In another episode of what was variously being called a day of civil disobedience, a weekend of resistance or Moral Monday in Missouri, protesters invoking the cases of Michael Brown and Vonderrit Myers Jr. swarmed the street and faced off yet again with lines of police officers. The civil disobedience was, at least for some, done with one single intent; to goad the police into action and force them to arrest some protesters. The expected celebrity visitors were leading that particular charge.
The planned act, which organizers called Moral Monday, featured a more-than-four-hour protest in which waves of clergy demanded to speak with Ferguson Police chief Tom Jackson and crossed police lines.
Among those arrested in one of the first waves was Dr. Cornel West, an activist and scholar who declared his intentions on Sunday. “I’m not here to give a speech,” he said. “I’m here to get arrested.”
Another theme has emerged which I’d not previously heard. A number of street sports were on display as the protesters sought to shut down traffic and commerce in the area.
Sunday night and early Monday morning more than 1,000 peaceful protesters shut down an intersection by playing jump rope and silently marching through St. Louis before staging a sit-in at St. Louis University…
The first group departed just after 11 p.m., marching to a nearby intersection and shutting down traffic by playing hopscotch, jumping rope and tossing footballs.
The demonstration was a play on what has become one of the most popular chants during the protests:
“They think it’s a game. They think it’s a joke.”

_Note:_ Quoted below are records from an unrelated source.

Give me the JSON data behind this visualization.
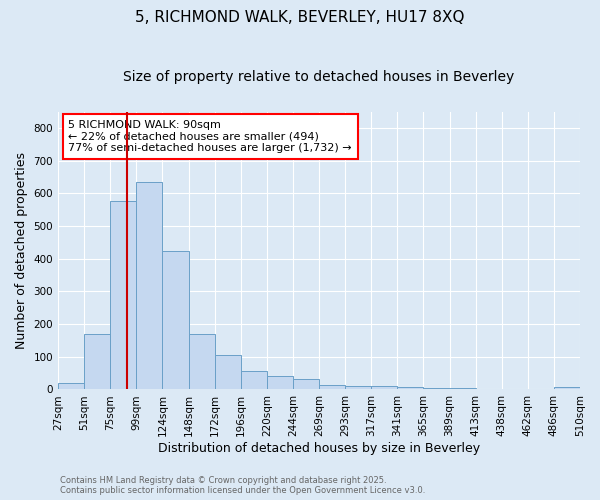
{
  "title": "5, RICHMOND WALK, BEVERLEY, HU17 8XQ",
  "subtitle": "Size of property relative to detached houses in Beverley",
  "xlabel": "Distribution of detached houses by size in Beverley",
  "ylabel": "Number of detached properties",
  "bar_color": "#c5d8f0",
  "bar_edge_color": "#6aa0c8",
  "background_color": "#dce9f5",
  "tick_labels": [
    "27sqm",
    "51sqm",
    "75sqm",
    "99sqm",
    "124sqm",
    "148sqm",
    "172sqm",
    "196sqm",
    "220sqm",
    "244sqm",
    "269sqm",
    "293sqm",
    "317sqm",
    "341sqm",
    "365sqm",
    "389sqm",
    "413sqm",
    "438sqm",
    "462sqm",
    "486sqm",
    "510sqm"
  ],
  "values": [
    20,
    170,
    575,
    635,
    425,
    170,
    105,
    57,
    42,
    33,
    15,
    12,
    10,
    8,
    5,
    3,
    2,
    2,
    0,
    6
  ],
  "n_bins": 20,
  "vline_position": 2.5,
  "vline_color": "#cc0000",
  "ylim": [
    0,
    850
  ],
  "yticks": [
    0,
    100,
    200,
    300,
    400,
    500,
    600,
    700,
    800
  ],
  "annotation_text": "5 RICHMOND WALK: 90sqm\n← 22% of detached houses are smaller (494)\n77% of semi-detached houses are larger (1,732) →",
  "footer_line1": "Contains HM Land Registry data © Crown copyright and database right 2025.",
  "footer_line2": "Contains public sector information licensed under the Open Government Licence v3.0.",
  "grid_color": "#ffffff",
  "title_fontsize": 11,
  "subtitle_fontsize": 10,
  "label_fontsize": 9,
  "tick_fontsize": 7.5,
  "annotation_fontsize": 8
}
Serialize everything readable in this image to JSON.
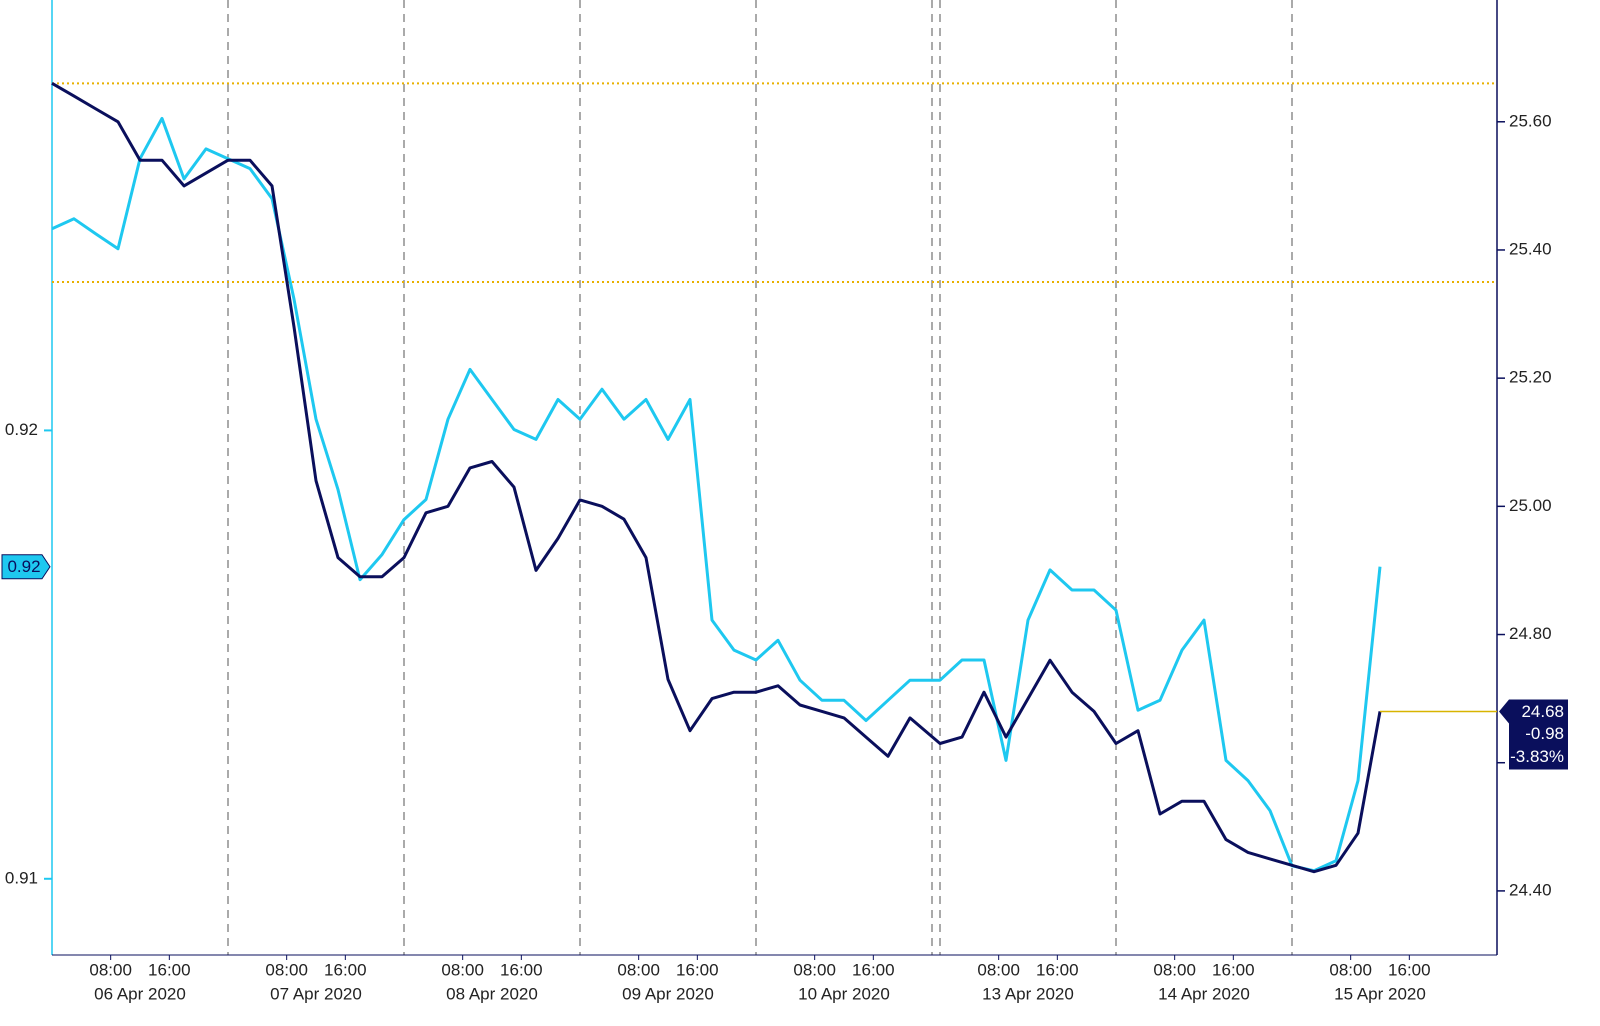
{
  "chart_data": {
    "type": "line",
    "x": [
      "2020-04-06 00:00",
      "2020-04-06 03:00",
      "2020-04-06 06:00",
      "2020-04-06 09:00",
      "2020-04-06 12:00",
      "2020-04-06 15:00",
      "2020-04-06 18:00",
      "2020-04-06 21:00",
      "2020-04-07 00:00",
      "2020-04-07 03:00",
      "2020-04-07 06:00",
      "2020-04-07 09:00",
      "2020-04-07 12:00",
      "2020-04-07 15:00",
      "2020-04-07 18:00",
      "2020-04-07 21:00",
      "2020-04-08 00:00",
      "2020-04-08 03:00",
      "2020-04-08 06:00",
      "2020-04-08 09:00",
      "2020-04-08 12:00",
      "2020-04-08 15:00",
      "2020-04-08 18:00",
      "2020-04-08 21:00",
      "2020-04-09 00:00",
      "2020-04-09 03:00",
      "2020-04-09 06:00",
      "2020-04-09 09:00",
      "2020-04-09 12:00",
      "2020-04-09 15:00",
      "2020-04-09 18:00",
      "2020-04-09 21:00",
      "2020-04-10 00:00",
      "2020-04-10 03:00",
      "2020-04-10 06:00",
      "2020-04-10 09:00",
      "2020-04-10 12:00",
      "2020-04-10 15:00",
      "2020-04-10 18:00",
      "2020-04-10 21:00",
      "2020-04-13 00:00",
      "2020-04-13 03:00",
      "2020-04-13 06:00",
      "2020-04-13 09:00",
      "2020-04-13 12:00",
      "2020-04-13 15:00",
      "2020-04-13 18:00",
      "2020-04-13 21:00",
      "2020-04-14 00:00",
      "2020-04-14 03:00",
      "2020-04-14 06:00",
      "2020-04-14 09:00",
      "2020-04-14 12:00",
      "2020-04-14 15:00",
      "2020-04-14 18:00",
      "2020-04-14 21:00",
      "2020-04-15 00:00",
      "2020-04-15 03:00",
      "2020-04-15 06:00",
      "2020-04-15 09:00",
      "2020-04-15 12:00"
    ],
    "day_labels": [
      "06 Apr 2020",
      "07 Apr 2020",
      "08 Apr 2020",
      "09 Apr 2020",
      "10 Apr 2020",
      "13 Apr 2020",
      "14 Apr 2020",
      "15 Apr 2020"
    ],
    "xticks": [
      {
        "value": "2020-04-06 08:00",
        "label": "08:00"
      },
      {
        "value": "2020-04-06 16:00",
        "label": "16:00"
      },
      {
        "value": "2020-04-07 08:00",
        "label": "08:00"
      },
      {
        "value": "2020-04-07 16:00",
        "label": "16:00"
      },
      {
        "value": "2020-04-08 08:00",
        "label": "08:00"
      },
      {
        "value": "2020-04-08 16:00",
        "label": "16:00"
      },
      {
        "value": "2020-04-09 08:00",
        "label": "08:00"
      },
      {
        "value": "2020-04-09 16:00",
        "label": "16:00"
      },
      {
        "value": "2020-04-10 08:00",
        "label": "08:00"
      },
      {
        "value": "2020-04-10 16:00",
        "label": "16:00"
      },
      {
        "value": "2020-04-13 08:00",
        "label": "08:00"
      },
      {
        "value": "2020-04-13 16:00",
        "label": "16:00"
      },
      {
        "value": "2020-04-14 08:00",
        "label": "08:00"
      },
      {
        "value": "2020-04-14 16:00",
        "label": "16:00"
      },
      {
        "value": "2020-04-15 08:00",
        "label": "08:00"
      },
      {
        "value": "2020-04-15 16:00",
        "label": "16:00"
      }
    ],
    "ylim": [
      0.9083,
      0.9296
    ],
    "yticks": [
      0.91,
      0.92
    ],
    "y2lim": [
      24.3,
      25.79
    ],
    "y2ticks": [
      {
        "value": 24.4,
        "label": "24.40"
      },
      {
        "value": 24.6,
        "label": "24.60"
      },
      {
        "value": 24.8,
        "label": "24.80"
      },
      {
        "value": 25.0,
        "label": "25.00"
      },
      {
        "value": 25.2,
        "label": "25.20"
      },
      {
        "value": 25.4,
        "label": "25.40"
      },
      {
        "value": 25.6,
        "label": "25.60"
      }
    ],
    "hlines": [
      {
        "value": 25.66,
        "axis": "y2",
        "color": "#e8b000"
      },
      {
        "value": 25.35,
        "axis": "y2",
        "color": "#e8b000"
      }
    ],
    "series": [
      {
        "color": "#1ec8f0",
        "axis": "y",
        "values": [
          0.9245,
          0.92472,
          0.92438,
          0.92405,
          0.92606,
          0.92696,
          0.92561,
          0.92628,
          0.92606,
          0.92584,
          0.92517,
          0.92293,
          0.92025,
          0.91868,
          0.91667,
          0.91723,
          0.91801,
          0.91846,
          0.92025,
          0.92136,
          0.92069,
          0.92002,
          0.9198,
          0.92069,
          0.92025,
          0.92092,
          0.92025,
          0.92069,
          0.9198,
          0.92069,
          0.91577,
          0.9151,
          0.91488,
          0.91532,
          0.91443,
          0.91398,
          0.91398,
          0.91353,
          0.91398,
          0.91443,
          0.91443,
          0.91488,
          0.91488,
          0.91264,
          0.91577,
          0.91689,
          0.91644,
          0.91644,
          0.91599,
          0.91376,
          0.91398,
          0.9151,
          0.91577,
          0.91264,
          0.91219,
          0.91152,
          0.91029,
          0.91018,
          0.9104,
          0.91219,
          0.91696
        ],
        "value_labels": [
          null,
          null,
          null,
          null,
          null,
          null,
          null,
          null,
          null,
          null,
          null,
          null,
          null,
          null,
          null,
          null,
          null,
          null,
          null,
          null,
          null,
          null,
          null,
          null,
          null,
          null,
          null,
          null,
          null,
          null,
          null,
          null,
          null,
          null,
          null,
          null,
          null,
          null,
          null,
          null,
          null,
          null,
          null,
          null,
          null,
          null,
          null,
          null,
          null,
          null,
          null,
          null,
          null,
          null,
          null,
          null,
          null,
          null,
          null,
          null,
          "0.92"
        ]
      },
      {
        "color": "#0a0f5c",
        "axis": "y2",
        "values": [
          25.66,
          25.64,
          25.62,
          25.6,
          25.54,
          25.54,
          25.5,
          25.52,
          25.54,
          25.54,
          25.5,
          25.28,
          25.04,
          24.92,
          24.89,
          24.89,
          24.92,
          24.99,
          25.0,
          25.06,
          25.07,
          25.03,
          24.9,
          24.95,
          25.01,
          25.0,
          24.98,
          24.92,
          24.73,
          24.65,
          24.7,
          24.71,
          24.71,
          24.72,
          24.69,
          24.68,
          24.67,
          24.64,
          24.61,
          24.67,
          24.63,
          24.64,
          24.71,
          24.64,
          24.7,
          24.76,
          24.71,
          24.68,
          24.63,
          24.65,
          24.52,
          24.54,
          24.54,
          24.48,
          24.46,
          24.45,
          24.44,
          24.43,
          24.44,
          24.49,
          24.68
        ],
        "change": -0.98,
        "change_pct": {
          "value": -3.83,
          "label": "-3.83%"
        }
      }
    ]
  }
}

Hopscotch, football and jump rope are great exercise if you’re looking for some cardio, but it’s not exactly the most readily transmitted message for a protest against racism and police brutality. Then again, there do seem to be a number of different groups flocking to the area, each with their own agenda and focus, so unity on messaging probably isn’t at the top of anyone’s list.
One of the most interesting sentiments being expressed, however, touched on the fact that the latest protest was taking place on Columbus Day.

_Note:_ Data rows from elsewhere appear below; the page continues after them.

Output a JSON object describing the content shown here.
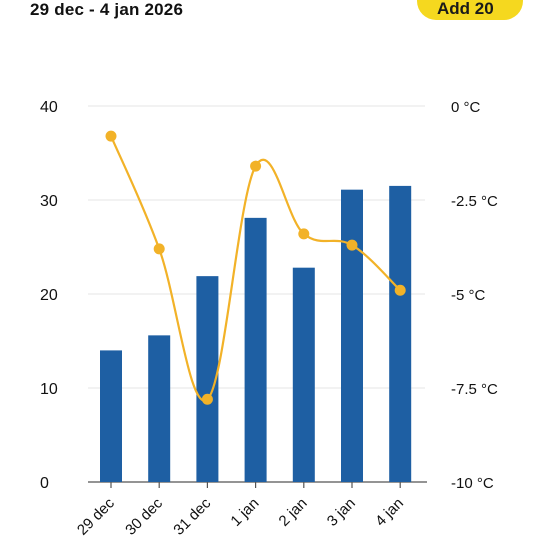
{
  "header": {
    "date_range": "29 dec - 4 jan 2026",
    "button_label": "Add 20"
  },
  "chart_data": {
    "type": "bar",
    "categories": [
      "29 dec",
      "30 dec",
      "31 dec",
      "1 jan",
      "2 jan",
      "3 jan",
      "4 jan"
    ],
    "series": [
      {
        "values": [
          14,
          15.6,
          21.9,
          28.1,
          22.8,
          31.1,
          31.5
        ],
        "color": "#1e5fa3",
        "axis": "left",
        "kind": "bar"
      },
      {
        "values": [
          -0.8,
          -3.8,
          -7.8,
          -1.6,
          -3.4,
          -3.7,
          -4.9
        ],
        "color": "#f2b228",
        "axis": "right",
        "kind": "line"
      }
    ],
    "y_left": {
      "ylim": [
        0,
        40
      ],
      "ticks": [
        0,
        10,
        20,
        30,
        40
      ]
    },
    "y_right": {
      "ylim": [
        -10,
        0
      ],
      "ticks": [
        "-10 °C",
        "-7.5 °C",
        "-5 °C",
        "-2.5 °C",
        "0 °C"
      ]
    },
    "xlabel": "",
    "ylabel": "",
    "grid": true
  }
}
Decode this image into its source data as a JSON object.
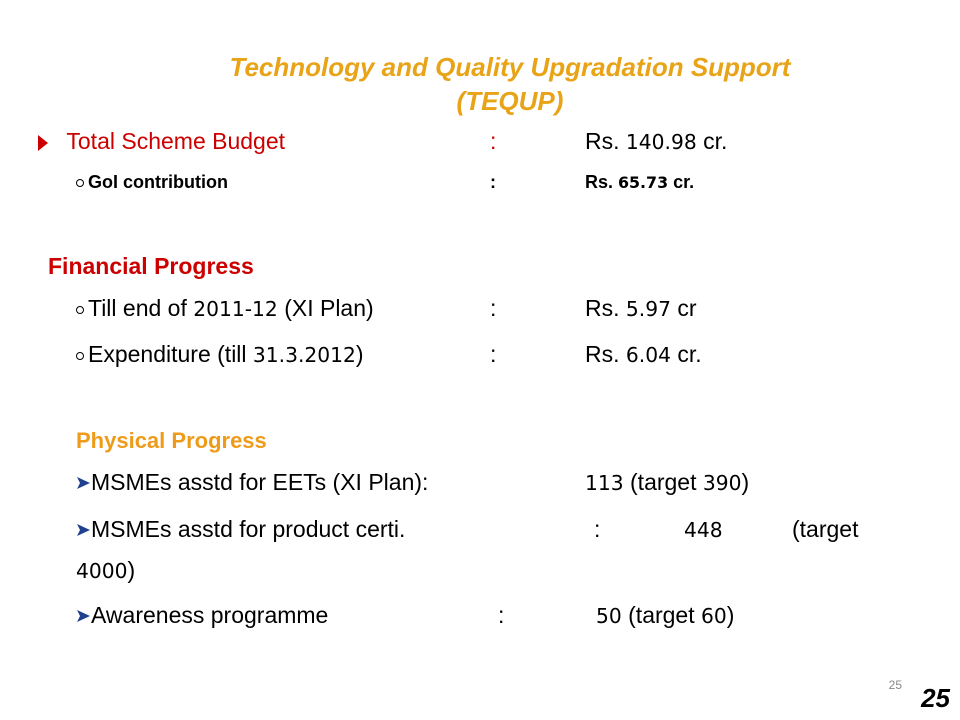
{
  "title": {
    "line1": "Technology and Quality Upgradation Support",
    "line2": "(TEQUP)"
  },
  "budget": {
    "label": "Total Scheme Budget",
    "colon": ":",
    "rs": "Rs. ",
    "amount": "140.98",
    "unit": " cr.",
    "gol": {
      "label": "GoI contribution",
      "colon": ":",
      "rs": "Rs. ",
      "amount": "65.73",
      "unit": " cr."
    }
  },
  "financial": {
    "heading": "Financial Progress",
    "items": [
      {
        "pre": "Till end of ",
        "num": "2011-12",
        "post": " (XI Plan)",
        "colon": ":",
        "rs": "Rs. ",
        "amount": "5.97",
        "unit": " cr"
      },
      {
        "pre": "Expenditure (till ",
        "num": "31.3.2012",
        "post": ")",
        "colon": ":",
        "rs": "Rs. ",
        "amount": "6.04",
        "unit": " cr."
      }
    ]
  },
  "physical": {
    "heading": "Physical Progress",
    "items": [
      {
        "label": "MSMEs asstd for EETs (XI Plan):",
        "value": "113",
        "target_pre": " (target ",
        "target": "390",
        "target_post": ")"
      },
      {
        "label": "MSMEs asstd for product certi.",
        "colon": ":",
        "value": "448",
        "target_pre": "(target",
        "target": "4000",
        "target_post": ")"
      },
      {
        "label": "Awareness programme",
        "colon": ":",
        "value": "50",
        "target_pre": " (target ",
        "target": "60",
        "target_post": ")"
      }
    ]
  },
  "page": {
    "small": "25",
    "big": "25"
  },
  "colors": {
    "title": "#e8a317",
    "red": "#cc0000",
    "orange": "#ef9b1a",
    "arrow_bullet": "#1f3f8f"
  },
  "icons": {
    "budget_bullet": "triangle-bullet-icon",
    "sub_bullet": "circle-bullet-icon",
    "physical_bullet": "arrow-bullet-icon"
  }
}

“This is the real definition of resistance … this thing right here that we’re doing right now is not only a symbolism of what we can do when we stick together, this is … It’s the beginning in a change in our consciousness as a people, as a human race,” Dhoruba Shakur said.
They noted the significance of it being Columbus Day, calling him “the first looter” and saying they were “reclaiming” the college campus. “I know this was a college a couple of hours ago, but as of right now this is our spot and we not going nowhere,” a protest leader said.
It’s usually Native American protesters who pick up on the entire Columbus angle, so that came as something of a surprise. But be that as it may, the protest activity continues even as media focus begins to drift away. The objectives of the protesters may not meet with the success they hope for, however. The grand jury is still at work on the Michael Brown case, but there have thus far been few indications that an arrest for officer Darren Wilson is in the offing, and to even produce an indictment they will likely need to be seeing some evidence that none of the rest of us have been privy to. As for Vonderrit Myers, the police claim that they will be able to produce the gun that he fired as the off duty police officer as well as the bullets. Assuming they have the goods, an arrest in that case will remain little more than a fantasy.